Universitários criam cursinho pré-vestibular no Complexo da Maré

Funcionando há um ano, o cursinho já rendeu bons resultados: todos os estudantes da 1° turma passaram para universidades públicas no Rio

Foto: Divulgação

Em agosto de 2018, três jovens universitários deram um passo importante para mudar a vida de estudantes do Complexo da Maré, no Rio de Janeiro.
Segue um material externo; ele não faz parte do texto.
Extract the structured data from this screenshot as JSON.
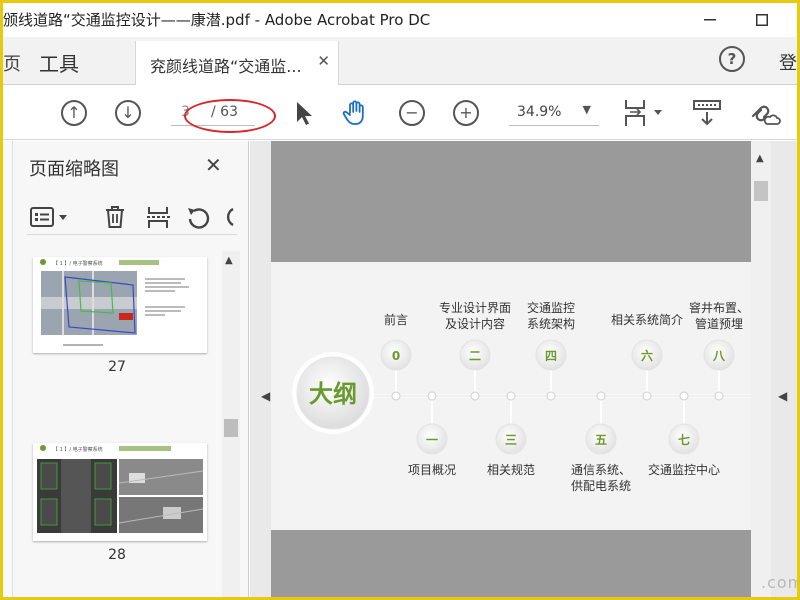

Daniele Figueiredo, Laerte Breno  e Letícia Maia fundaram o UniFavela, um cursinho pré-vestibular comunitário.

Os universitários já ajudam vestibulandos como monitores em uma biblioteca na comunidade, mas o projeto cresceu e com a ameaça de perderem o local para dar às aulas, contaram com o suporte de um dos alunos para continuar.

O aluno cedeu a laje de sua casa para os encontros, oferecendo as mesas e bancos. O trio trouxe uma pequena lousa branco para conseguirem passar os conteúdos. Os livros do cursinhos ficavam apoiados em um conjunto de tijolos que formavam a estante.

Os três idealizadores do projeto são estudantes de universidades públicas do Rio e moram na Maré. Eles buscam aplicar um ensino não linear para os estudantes, tentando atender às dúvidas, mirando além da aprovação para oferecer uma formação humana.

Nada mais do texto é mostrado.